In deze zaak, die voor het Gerechtshof 's-Hertogenbosch diende, gaat het om een hoger beroep van Lucrum Investerings- en Beleggingsmaatschappij B.V. tegen een eerdere uitspraak van de rechtbank 's-Hertogenbosch. De zaak betreft een zakelijke overeenkomst die is gesloten tussen Lucrum en [eiser], [Bouw] BV en [Beheer] BV, waarbij Lucrum als opdrachtgever optrad. Na de echtscheiding van [eiser] en [geïntimeerde] is er een nieuwe overeenkomst van geldlening gesloten, die voortvloeide uit een eerdere mantelovereenkomst. Lucrum vorderde betaling van een bedrag van € 294.339,67, dat volgens hen ook door [geïntimeerde] moest worden voldaan, omdat de schuld was ontstaan tijdens het huwelijk.

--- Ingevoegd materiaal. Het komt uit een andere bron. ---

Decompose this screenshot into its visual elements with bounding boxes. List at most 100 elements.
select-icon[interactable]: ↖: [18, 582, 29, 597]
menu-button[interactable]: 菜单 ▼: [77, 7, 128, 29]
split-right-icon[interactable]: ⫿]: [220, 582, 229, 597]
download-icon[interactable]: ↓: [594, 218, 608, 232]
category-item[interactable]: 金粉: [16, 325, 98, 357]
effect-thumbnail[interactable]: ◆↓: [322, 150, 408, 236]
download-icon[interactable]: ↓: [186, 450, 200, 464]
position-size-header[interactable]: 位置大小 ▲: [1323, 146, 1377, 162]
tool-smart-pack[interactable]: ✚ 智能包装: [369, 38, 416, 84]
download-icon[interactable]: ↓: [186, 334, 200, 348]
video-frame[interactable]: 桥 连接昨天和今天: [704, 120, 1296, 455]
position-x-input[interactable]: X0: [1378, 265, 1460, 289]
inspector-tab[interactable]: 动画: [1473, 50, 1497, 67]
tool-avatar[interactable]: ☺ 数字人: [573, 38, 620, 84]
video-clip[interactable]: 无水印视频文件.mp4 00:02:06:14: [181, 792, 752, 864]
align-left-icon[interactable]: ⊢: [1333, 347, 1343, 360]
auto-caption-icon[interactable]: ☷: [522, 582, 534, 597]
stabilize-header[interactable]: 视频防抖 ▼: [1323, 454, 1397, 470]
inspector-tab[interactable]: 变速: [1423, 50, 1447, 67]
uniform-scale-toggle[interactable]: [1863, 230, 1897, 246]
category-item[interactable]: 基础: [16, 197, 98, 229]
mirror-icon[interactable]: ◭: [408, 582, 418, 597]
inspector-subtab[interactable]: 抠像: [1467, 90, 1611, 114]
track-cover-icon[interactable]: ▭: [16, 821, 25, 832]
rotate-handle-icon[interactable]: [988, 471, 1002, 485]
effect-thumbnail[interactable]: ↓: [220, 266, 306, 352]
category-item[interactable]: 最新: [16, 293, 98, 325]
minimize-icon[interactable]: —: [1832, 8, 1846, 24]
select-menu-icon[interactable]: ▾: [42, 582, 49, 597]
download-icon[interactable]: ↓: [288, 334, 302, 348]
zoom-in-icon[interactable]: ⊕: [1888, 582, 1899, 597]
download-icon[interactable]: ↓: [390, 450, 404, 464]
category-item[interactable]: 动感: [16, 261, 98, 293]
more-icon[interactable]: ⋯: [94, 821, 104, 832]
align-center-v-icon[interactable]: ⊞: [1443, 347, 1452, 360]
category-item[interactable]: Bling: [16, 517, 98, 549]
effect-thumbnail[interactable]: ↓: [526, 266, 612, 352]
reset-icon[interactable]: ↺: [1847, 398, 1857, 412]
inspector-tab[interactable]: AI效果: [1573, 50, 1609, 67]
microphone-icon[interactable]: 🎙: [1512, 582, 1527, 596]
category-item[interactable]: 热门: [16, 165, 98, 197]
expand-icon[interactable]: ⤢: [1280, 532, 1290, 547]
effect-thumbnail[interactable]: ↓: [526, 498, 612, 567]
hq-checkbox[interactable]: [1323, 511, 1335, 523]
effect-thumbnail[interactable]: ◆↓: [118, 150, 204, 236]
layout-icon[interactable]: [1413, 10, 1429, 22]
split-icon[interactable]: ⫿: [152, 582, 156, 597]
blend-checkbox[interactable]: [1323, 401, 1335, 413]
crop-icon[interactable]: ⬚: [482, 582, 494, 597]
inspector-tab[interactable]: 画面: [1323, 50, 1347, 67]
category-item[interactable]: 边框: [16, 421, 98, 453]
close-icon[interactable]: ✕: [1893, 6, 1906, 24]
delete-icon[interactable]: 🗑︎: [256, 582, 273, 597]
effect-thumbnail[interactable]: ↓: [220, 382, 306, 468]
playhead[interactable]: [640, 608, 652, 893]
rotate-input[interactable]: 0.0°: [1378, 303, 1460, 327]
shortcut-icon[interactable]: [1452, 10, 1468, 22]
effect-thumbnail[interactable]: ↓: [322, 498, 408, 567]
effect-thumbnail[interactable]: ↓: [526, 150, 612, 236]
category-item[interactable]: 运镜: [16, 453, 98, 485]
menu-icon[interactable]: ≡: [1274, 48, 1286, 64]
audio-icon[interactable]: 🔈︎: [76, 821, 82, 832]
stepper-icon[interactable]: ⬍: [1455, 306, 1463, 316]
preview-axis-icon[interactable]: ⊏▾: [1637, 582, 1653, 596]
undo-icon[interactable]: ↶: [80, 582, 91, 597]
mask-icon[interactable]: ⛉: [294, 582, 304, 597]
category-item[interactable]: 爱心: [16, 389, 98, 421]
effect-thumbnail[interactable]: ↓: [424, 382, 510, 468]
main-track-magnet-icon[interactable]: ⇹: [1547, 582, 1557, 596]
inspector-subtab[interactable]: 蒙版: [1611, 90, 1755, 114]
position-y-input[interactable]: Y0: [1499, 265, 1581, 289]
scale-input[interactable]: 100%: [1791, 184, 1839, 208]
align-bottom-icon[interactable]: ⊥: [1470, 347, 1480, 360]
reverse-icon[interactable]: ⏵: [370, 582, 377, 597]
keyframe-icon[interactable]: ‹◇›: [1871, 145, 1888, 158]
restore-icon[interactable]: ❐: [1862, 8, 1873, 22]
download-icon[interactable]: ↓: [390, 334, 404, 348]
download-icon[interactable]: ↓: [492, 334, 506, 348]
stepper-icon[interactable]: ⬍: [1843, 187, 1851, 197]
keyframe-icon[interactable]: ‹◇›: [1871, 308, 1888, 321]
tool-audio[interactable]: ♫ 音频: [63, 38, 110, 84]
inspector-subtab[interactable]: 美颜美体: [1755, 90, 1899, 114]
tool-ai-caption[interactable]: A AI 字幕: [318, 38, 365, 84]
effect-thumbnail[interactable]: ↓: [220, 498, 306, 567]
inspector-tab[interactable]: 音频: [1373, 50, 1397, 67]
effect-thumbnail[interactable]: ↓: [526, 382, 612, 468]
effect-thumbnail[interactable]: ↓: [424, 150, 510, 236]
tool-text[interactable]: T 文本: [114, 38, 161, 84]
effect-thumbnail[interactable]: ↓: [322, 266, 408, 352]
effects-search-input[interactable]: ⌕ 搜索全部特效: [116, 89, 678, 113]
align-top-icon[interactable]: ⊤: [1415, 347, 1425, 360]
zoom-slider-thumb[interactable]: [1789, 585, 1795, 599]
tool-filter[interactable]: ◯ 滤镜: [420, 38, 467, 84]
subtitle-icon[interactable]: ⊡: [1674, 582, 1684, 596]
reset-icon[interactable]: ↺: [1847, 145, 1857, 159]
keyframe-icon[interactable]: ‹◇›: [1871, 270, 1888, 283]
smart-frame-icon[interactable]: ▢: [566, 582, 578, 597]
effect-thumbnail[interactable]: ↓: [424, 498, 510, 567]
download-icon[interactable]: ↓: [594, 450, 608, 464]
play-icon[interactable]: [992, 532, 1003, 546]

Het hof heeft vastgesteld dat de overeenkomst van geldlening is gesloten na de inschrijving van de echtscheiding, waardoor [geïntimeerde] niet meer aan deze nieuwe overeenkomst kon worden gebonden. Het hof oordeelde dat de oorspronkelijke mantelovereenkomst was teniet gegaan door de nieuwe overeenkomst, en dat er geen sprake was van schuldvernieuwing die [geïntimeerde] aansprakelijk zou stellen voor de schuld. De rechtbank had eerder de vorderingen van Lucrum tegen [geïntimeerde] afgewezen, en het hof bevestigde deze beslissing.
De uitspraak van het hof houdt in dat Lucrum in het ongelijk is gesteld en dat zij de kosten van het geding moet vergoeden. Dit arrest benadrukt de juridische gevolgen van het sluiten van nieuwe overeenkomsten na de beëindiging van een huwelijk en de voorwaarden waaronder schuldvernieuwing kan plaatsvinden.